日本の夏の酷暑に耐え切れず、グリーンをベントグラス(以下ベント)から暖地系の芝へ切り替えるゴルフ場が引きも切らないが、ベントにこだわるコースもある。愛知県にあるセントクリークGCは27ホールのグリーンを9ホールずつ3年計画で全面改修を行うと発表した。

愛知県にあるセントクリークGC
今年10月~来年4月はEAST、翌年以降は同日程でWEST、SOUTHを閉鎖して工事していく。同GCのグリーンは昨年から高温によるダメージを受けた。そもそもベントは寒地系の芝で暑さに弱い。それでも品種改良されて昼間が高温でも、夜に気温が低くなって水まきすれば回復していた。ところが昨今の夏は夜でも熱帯夜が続き、まいた水もお湯状態になり根腐れや藻が茂ってついに……。
同GCは1989年開場した27ホールで全長は10492ヤード。コース設計は帝王ジャック・ニクラス。世界41カ国で400もの設計を手掛けていて評価は高い。同GCも開場当初、高級感のあるコースの佇まいやクラブハウスの雰囲気が大きな話題になったりした。ニクラスが設計した27ホールはペンクロスの1グリーンで、開場以来35年間使用してきた。
「グリーンが損傷してからニクラス事務所と連絡を取り合って、次の芝は何がいいかを相談してきました。ただベントであることは必須でした」(セントクリークGC)

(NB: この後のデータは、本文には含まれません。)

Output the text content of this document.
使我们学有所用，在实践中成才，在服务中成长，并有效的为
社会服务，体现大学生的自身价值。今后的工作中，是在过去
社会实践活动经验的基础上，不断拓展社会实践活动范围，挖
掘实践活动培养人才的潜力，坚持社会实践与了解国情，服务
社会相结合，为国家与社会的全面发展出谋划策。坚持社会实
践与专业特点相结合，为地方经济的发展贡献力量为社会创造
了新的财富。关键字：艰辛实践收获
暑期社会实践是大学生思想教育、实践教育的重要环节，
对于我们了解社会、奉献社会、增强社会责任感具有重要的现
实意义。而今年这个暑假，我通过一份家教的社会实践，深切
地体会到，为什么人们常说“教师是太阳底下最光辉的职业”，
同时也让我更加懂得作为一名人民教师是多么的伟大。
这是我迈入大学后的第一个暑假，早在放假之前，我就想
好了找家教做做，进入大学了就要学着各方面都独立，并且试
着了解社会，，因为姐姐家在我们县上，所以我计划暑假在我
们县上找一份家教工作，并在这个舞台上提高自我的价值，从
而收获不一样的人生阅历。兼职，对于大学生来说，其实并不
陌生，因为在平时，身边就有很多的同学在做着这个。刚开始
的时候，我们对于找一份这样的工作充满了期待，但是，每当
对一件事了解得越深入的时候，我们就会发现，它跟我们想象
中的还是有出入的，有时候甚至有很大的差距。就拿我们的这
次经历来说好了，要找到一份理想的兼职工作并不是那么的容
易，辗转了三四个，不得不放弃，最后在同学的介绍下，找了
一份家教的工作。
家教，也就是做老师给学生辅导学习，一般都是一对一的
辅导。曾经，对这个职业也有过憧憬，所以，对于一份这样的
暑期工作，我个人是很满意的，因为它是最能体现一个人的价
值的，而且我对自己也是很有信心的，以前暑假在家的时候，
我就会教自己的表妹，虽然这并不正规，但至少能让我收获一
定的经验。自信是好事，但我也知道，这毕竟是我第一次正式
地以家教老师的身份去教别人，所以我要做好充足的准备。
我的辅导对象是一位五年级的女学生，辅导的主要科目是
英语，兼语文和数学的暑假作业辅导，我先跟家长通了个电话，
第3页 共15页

同GCが暑さに強いティフトン(バミューダ芝を品種改良)ではなく、ベントを選択したのはやはり均質な速さを実現できる高品質ゆえだったという。そのベントはより耐暑性の強い第5世代といわれるピュアディスティンクション。あのオーガスタナショナルGCの芝から選抜・育成された品種で、現在全米でもっとも採用されているという。
日本では伊香保CC(群馬県)でも採用。同GCでは懸念された芝の種も確保でき、すでにナーセリーで試験導入もできたという。高速第5世代のグリーンが楽しみである。